Le climat de discussion était donc très difficile à son arrivée. En premier lieu, a expliqué Rolf Bloch, il a fallu suspendre la grève pour mettre en route la médiation, condition préalable de Swissmetal à tout dialogue. Ensuite, les parties ont dû définir les points à discuter. Parmi ceux-ci figuraient: information et discussion sur la situation après la grève suite à l'achat de Busch-Jaeger, en particulier sur l'état de commandes, la charge de travail et les effectifs; rôle de chaque site dans le cadre de concept industriel y compris le rôle de la fonderie, et l'ancrage de la Boillat dans la structure de Swissmetal; autres variantes possibles; mesures d'accompagnement pour la mise en œuvre du résultat de la médiation.

Expropriation impossible

Constatant que les parties couchaient sur leur position, l'option de la vente de la Boillat a été examinée. Mais Swissmetal ayant refusé d'entrer en matière sur les propositions reçues, cette question n'était plus à l'ordre du jour dans la mesure où il n'existe pas de base légale pour obliger un entrepreneur à vendre tout ou partie de sa société: «On ne peut pas exproprier un patron».

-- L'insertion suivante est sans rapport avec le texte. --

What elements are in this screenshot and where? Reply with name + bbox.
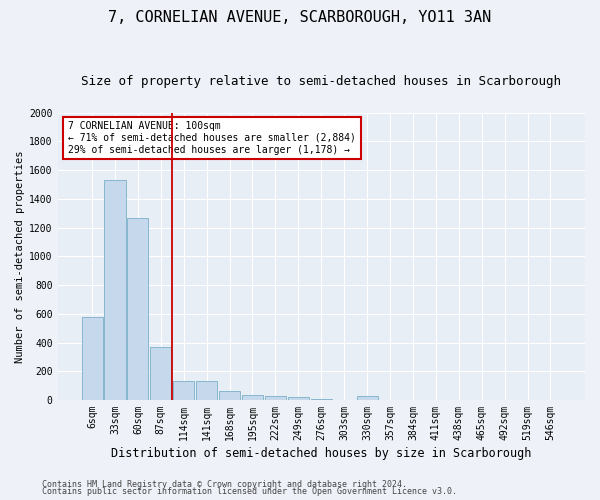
Text: Contains public sector information licensed under the Open Government Licence v3: Contains public sector information licen…	[42, 488, 457, 496]
Bar	[82, 316, 103, 400]
Bar	[311, 398, 332, 400]
Text: 7 CORNELIAN AVENUE: 100sqm
← 71% of semi-detached houses are smaller (2,884)
29%: 7 CORNELIAN AVENUE: 100sqm ← 71% of semi…	[68, 122, 356, 154]
Bar	[356, 396, 377, 400]
Title: Size of property relative to semi-detached houses in Scarborough: Size of property relative to semi-detach…	[81, 75, 561, 88]
X-axis label: Distribution of semi-detached houses by size in Scarborough: Distribution of semi-detached houses by …	[111, 447, 532, 460]
Bar	[104, 180, 125, 400]
Y-axis label: Number of semi-detached properties: Number of semi-detached properties	[15, 150, 25, 362]
Bar	[288, 397, 309, 400]
Bar	[242, 395, 263, 400]
Bar	[196, 382, 217, 400]
Bar	[150, 347, 172, 400]
Bar	[265, 396, 286, 400]
Bar	[127, 218, 148, 400]
Bar	[173, 382, 194, 400]
Text: Contains HM Land Registry data © Crown copyright and database right 2024.: Contains HM Land Registry data © Crown c…	[42, 480, 407, 489]
Bar	[219, 392, 240, 400]
Text: 7, CORNELIAN AVENUE, SCARBOROUGH, YO11 3AN: 7, CORNELIAN AVENUE, SCARBOROUGH, YO11 3…	[109, 10, 491, 25]
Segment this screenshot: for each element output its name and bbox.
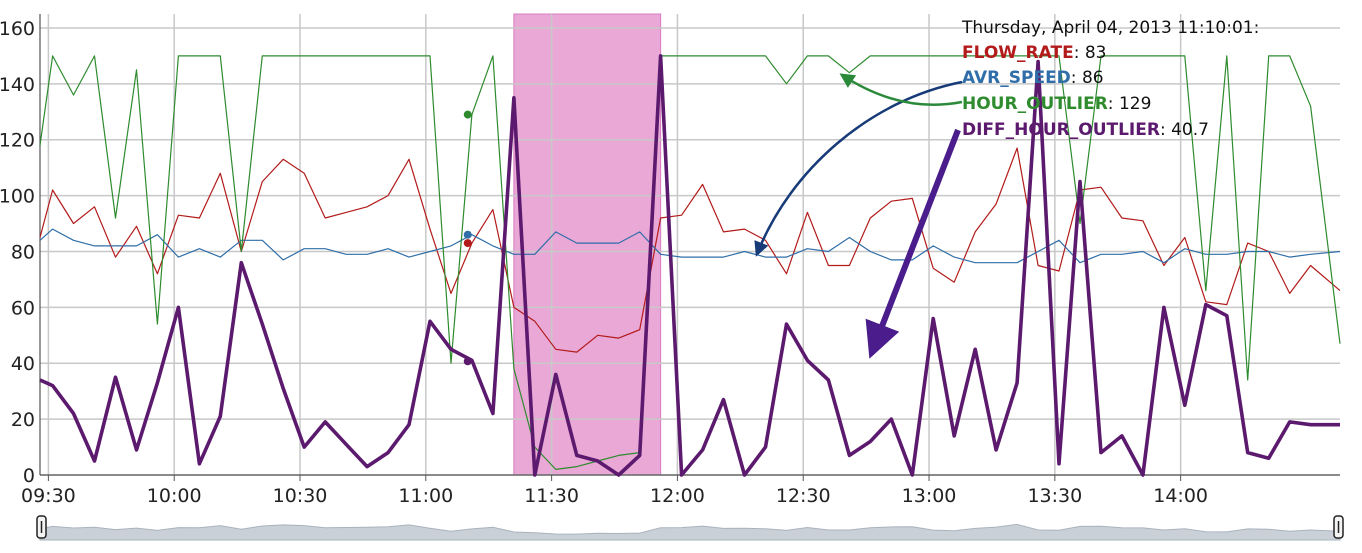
x-tick-label: 12:00	[650, 485, 705, 507]
series-line-avr-speed	[39, 228, 1341, 264]
x-tick-label: 11:00	[398, 485, 453, 507]
hover-marker-hour-outlier	[463, 110, 472, 119]
tooltip-series-value: 129	[1119, 94, 1151, 114]
arrow-diff-hour-outlier	[865, 128, 961, 359]
hover-marker-flow-rate	[463, 239, 472, 248]
y-tick-label: 60	[11, 297, 35, 319]
x-tick-label: 13:30	[1027, 485, 1082, 507]
y-tick-label: 140	[0, 74, 35, 96]
arrow-hour-outlier	[839, 73, 963, 106]
range-handle-icon[interactable]	[1333, 515, 1344, 539]
tooltip-series-name: DIFF_HOUR_OUTLIER	[962, 120, 1160, 140]
y-tick-label: 160	[0, 18, 35, 40]
hover-markers	[463, 110, 472, 366]
tooltip-row-avr-speed: AVR_SPEED: 86	[962, 68, 1104, 88]
tooltip-row-hour-outlier: HOUR_OUTLIER: 129	[962, 94, 1151, 114]
y-tick-label: 20	[11, 409, 35, 431]
tooltip-series-value: 40.7	[1171, 120, 1209, 140]
annotation-arrows	[754, 73, 963, 359]
x-tick-label: 09:30	[21, 485, 76, 507]
highlighted-time-range[interactable]	[513, 13, 662, 476]
highlight-band[interactable]	[513, 13, 662, 476]
x-tick-label: 12:30	[776, 485, 831, 507]
x-tick-label: 10:00	[147, 485, 202, 507]
x-tick-label: 13:00	[902, 485, 957, 507]
y-tick-label: 120	[0, 130, 35, 152]
chart-grid	[40, 14, 1340, 476]
tooltip-row-flow-rate: FLOW_RATE: 83	[962, 43, 1106, 63]
y-tick-label: 100	[0, 186, 35, 208]
hover-marker-diff-hour-outlier	[463, 357, 472, 366]
y-tick-label: 80	[11, 241, 35, 263]
tooltip-series-name: HOUR_OUTLIER	[962, 94, 1108, 114]
navigator-overview-area	[39, 523, 1341, 541]
x-tick-label: 14:00	[1153, 485, 1208, 507]
range-navigator[interactable]	[36, 515, 1344, 541]
tooltip-series-value: 83	[1085, 43, 1107, 63]
series-line-flow-rate	[39, 147, 1341, 353]
arrow-avr-speed	[754, 80, 963, 257]
y-tick-label: 0	[23, 465, 35, 487]
tooltip-timestamp: Thursday, April 04, 2013 11:10:01:	[961, 18, 1259, 38]
tooltip-series-name: FLOW_RATE	[962, 43, 1074, 63]
series-line-diff-hour-outlier	[39, 54, 1340, 477]
hover-tooltip: Thursday, April 04, 2013 11:10:01: FLOW_…	[961, 18, 1259, 140]
x-tick-label: 10:30	[273, 485, 328, 507]
range-handle-icon[interactable]	[36, 515, 47, 539]
y-tick-label: 40	[11, 353, 35, 375]
series-lines	[39, 54, 1341, 477]
tooltip-series-name: AVR_SPEED	[962, 68, 1071, 88]
hover-marker-avr-speed	[463, 230, 472, 239]
tooltip-series-value: 86	[1082, 68, 1104, 88]
chart-axes: 0 20 40 60 80 100 120 140 160 09:30 10:00 10:30 11:0…	[0, 14, 1340, 507]
x-tick-label: 11:30	[524, 485, 579, 507]
tooltip-row-diff-hour-outlier: DIFF_HOUR_OUTLIER: 40.7	[962, 120, 1209, 140]
series-line-hour-outlier	[39, 55, 1341, 470]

Les parties ont ensuite constitué des groupe de travail paritaires pour tenter de normaliser la situation à Reconvilier. Mais l'idée a fait long feu et les groupes ne sont jamais réunis. Rolf Bloch a alors proposé de faire appel à un expert technique externe et neutre chargé de passer en revue les problèmes et de proposer des solutions pour que la Boillat fonctionne à nouveau correctement en sauvegardant un maximum de places de travail. Les conclusions de l'expert de Jürg Müller ont été présentées aux parties, y compris la nomination d'un groupe de suivi comprenant le médiateur, le syndicat Unia et l'association patronale Swissmem pour veiller à la mise en œuvre des recommandations retenues.

Mais en voyant le personnel hésiter, le conseil d'administration de Swissmetal a choisi de rompre la médiation tout en affichant sa volonté d'appliquer lesdites recommandations. Avec aussi un groupe de suivi, mais sans membre de la médiation.

Quelles leçons peut-on tirer de cette affaire, s'est demandé Rolf Bloch au moment de conclure. La paix du travail est-elle menacée? A ses yeux, ce conflit montre à quel point l'information et la communication sont capitales pour la bonne compréhension au sein de toute entreprise. En particulier pour les grandes sociétés où les investisseurs attendent un bon retour sur investissement. Mais la Suisse est principalement formée de PME dont les patrons sont beaucoup plus proches de leurs collaborateurs, si bien que le risque pour la paix du travail n'est pas très élevé. «Le conflit de la Boillat reste donc un cas particulier», a-t-il conclu.